Personal information
- Full name: Lukáš Urban
- Date of birth: 23 June 1993 (age 32)
- Place of birth: Košice, Slovakia
- Height: 1.74 m (5 ft 9 in)
- Position: Defensive midfielder

Team information
- Current team: FC Košice
- Number: 8

Youth career
- MFK Košice

Senior career*
- Years: Team / Apps / (Gls)
- 2013–2015: FC VSS Košice / 9 / (0)
- 2014–2015: VSS Košice B / 19 / (0)
- 2015: Vyšné Opátske
- 2019–2020: FC Košice
- 2019–2020: Slávia TU Košice (loan)
- 2020–2024: Slávia TU Košice
- 2024–: Lokomotiva Košice

= Lukáš Urban =

Slovak footballer

Lukáš Urban (born 23 June 1993) is a Slovak football midfielder who currently plays for the 3. liga club FC Lokomotíva Košice.

== Club career ==

=== MFK Košice ===
Urban is a product of the Košice youth academy, from where he went to play for the B team.

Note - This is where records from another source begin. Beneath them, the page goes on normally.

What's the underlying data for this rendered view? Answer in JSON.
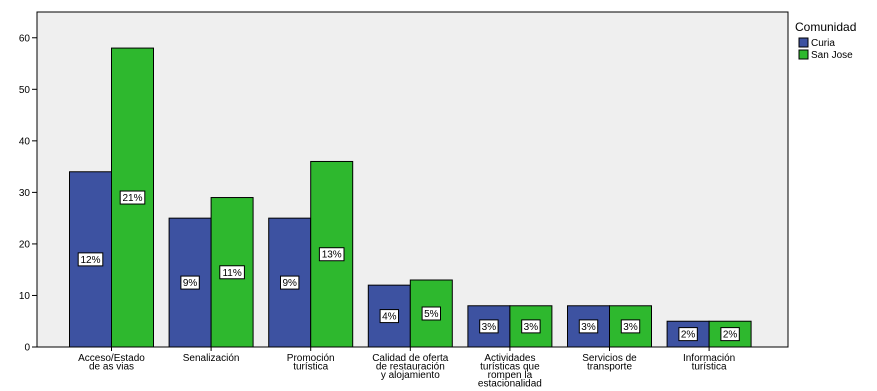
{
  "chart_data": {
    "type": "bar",
    "title": "",
    "xlabel": "",
    "ylabel": "",
    "ylim": [
      0,
      65
    ],
    "yticks": [
      0,
      10,
      20,
      30,
      40,
      50,
      60
    ],
    "categories": [
      [
        "Acceso/Estado",
        "de as vias"
      ],
      [
        "Senalización"
      ],
      [
        "Promoción",
        "turística"
      ],
      [
        "Calidad de oferta",
        "de restauración",
        "y alojamiento"
      ],
      [
        "Actividades",
        "turísticas que",
        "rompen la",
        "estacionalidad"
      ],
      [
        "Servicios de",
        "transporte"
      ],
      [
        "Información",
        "turística"
      ]
    ],
    "series": [
      {
        "name": "Curia",
        "color": "#3d52a1",
        "values": [
          34,
          25,
          25,
          12,
          8,
          8,
          5
        ],
        "labels": [
          "12%",
          "9%",
          "9%",
          "4%",
          "3%",
          "3%",
          "2%"
        ]
      },
      {
        "name": "San Jose",
        "color": "#2eb82e",
        "values": [
          58,
          29,
          36,
          13,
          8,
          8,
          5
        ],
        "labels": [
          "21%",
          "11%",
          "13%",
          "5%",
          "3%",
          "3%",
          "2%"
        ]
      }
    ],
    "legend": {
      "title": "Comunidad",
      "position": "right"
    },
    "grid": false,
    "background": "#efefef"
  }
}
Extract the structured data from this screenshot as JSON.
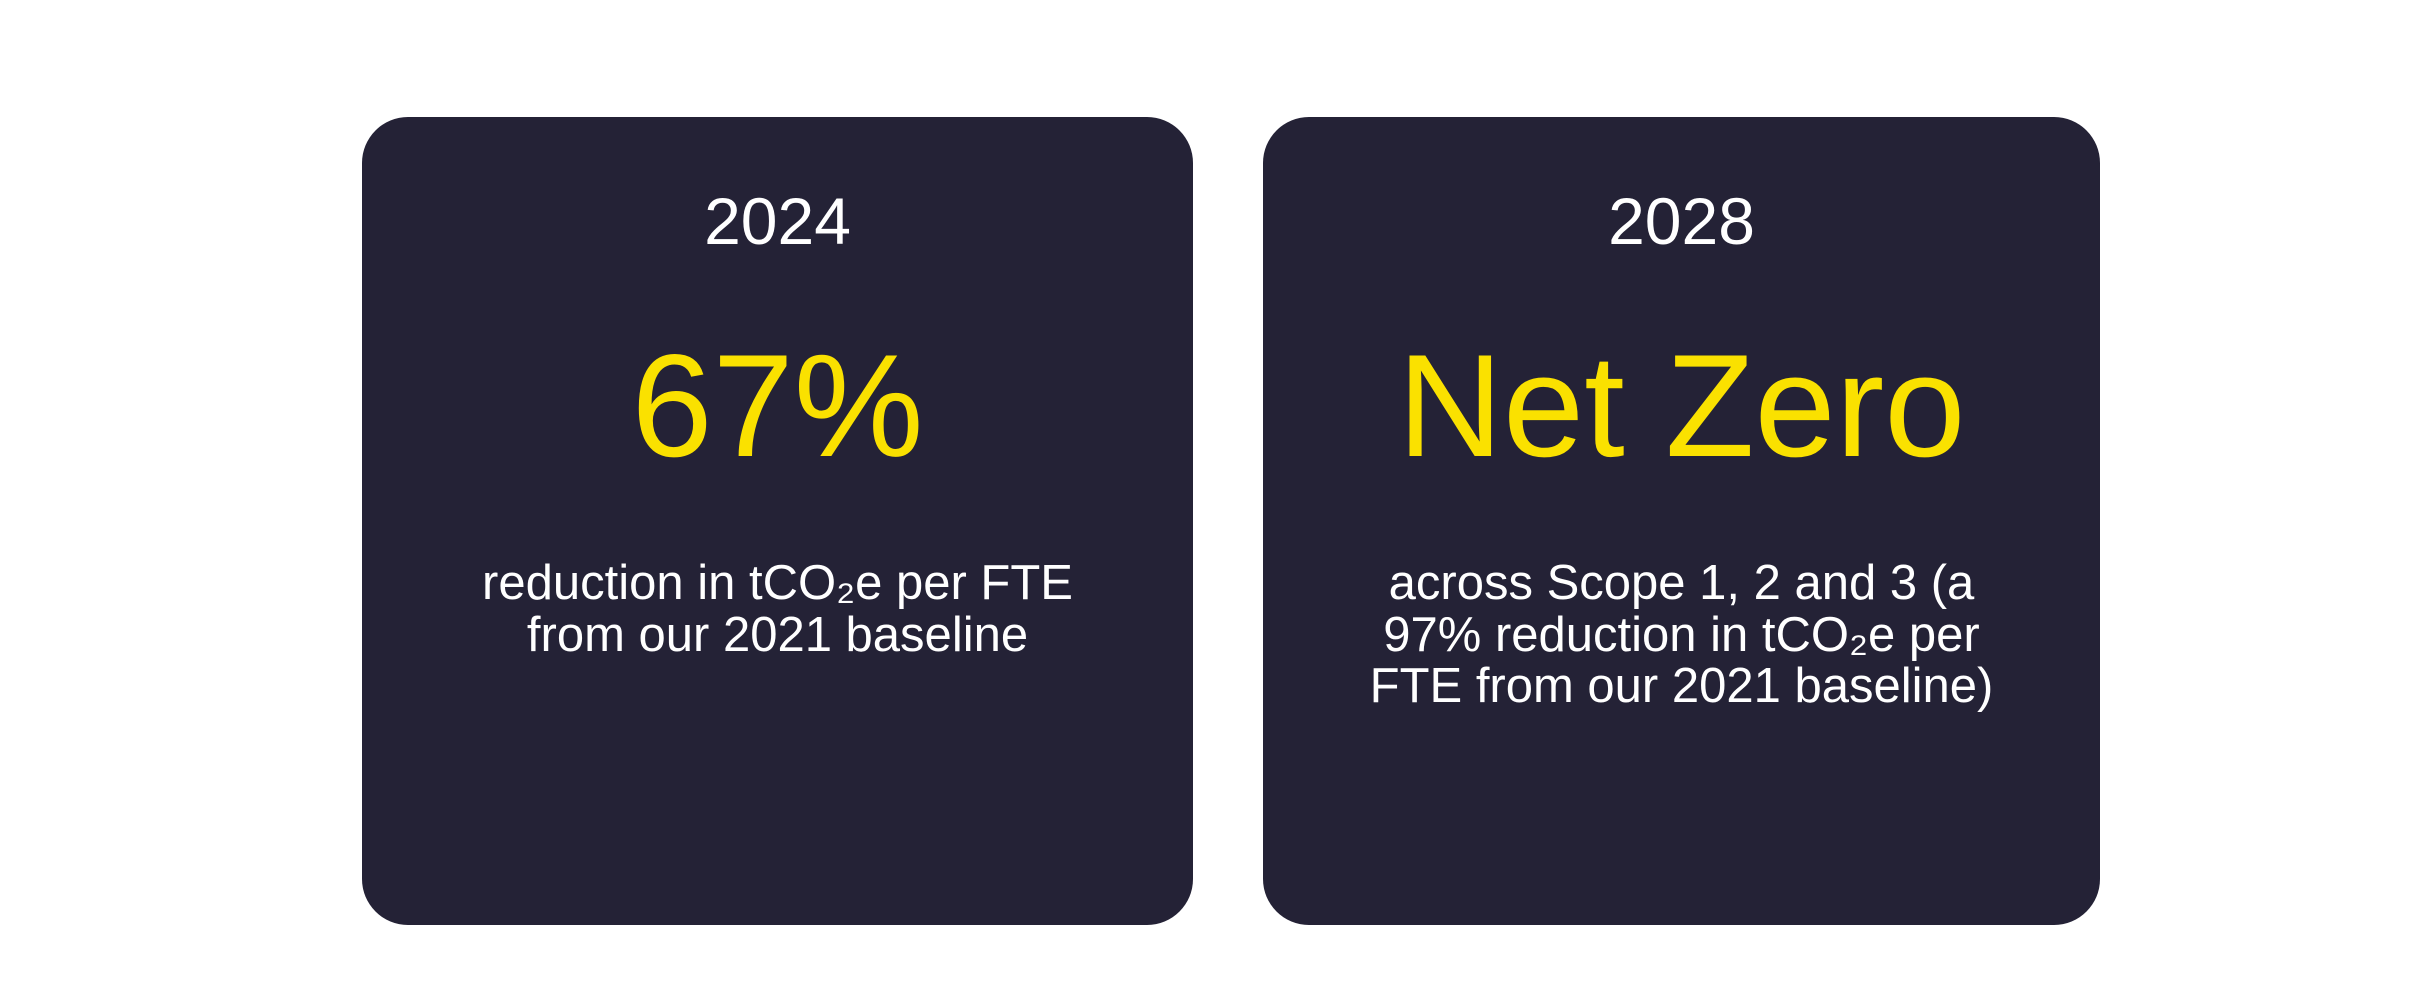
{
  "page": {
    "background": "#ffffff"
  },
  "colors": {
    "card_background": "#242236",
    "accent_yellow": "#FAE100",
    "text_white": "#ffffff"
  },
  "cards": [
    {
      "year": "2024",
      "headline": "67%",
      "body": "reduction in tCO₂e per FTE\nfrom our 2021 baseline"
    },
    {
      "year": "2028",
      "headline": "Net Zero",
      "body": "across Scope 1, 2 and 3 (a\n97% reduction in tCO₂e per\nFTE from our 2021 baseline)"
    }
  ]
}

Two years later, Urban got his first professional contract. He made his debut for the club in a 2–2 home Corgoň Liga draw against MFK Ružomberok, coming on as an 80th minute substitution. Despite being considered a talented young player, Urban would quit professional football to focus on his studies.

=== Slávia TU Košice ===
In 2024, Urban played for Slávia TU Košice. He scored in a 2–0 win against ŠK Odeva Lipany, netting in a goal in the 90th minute.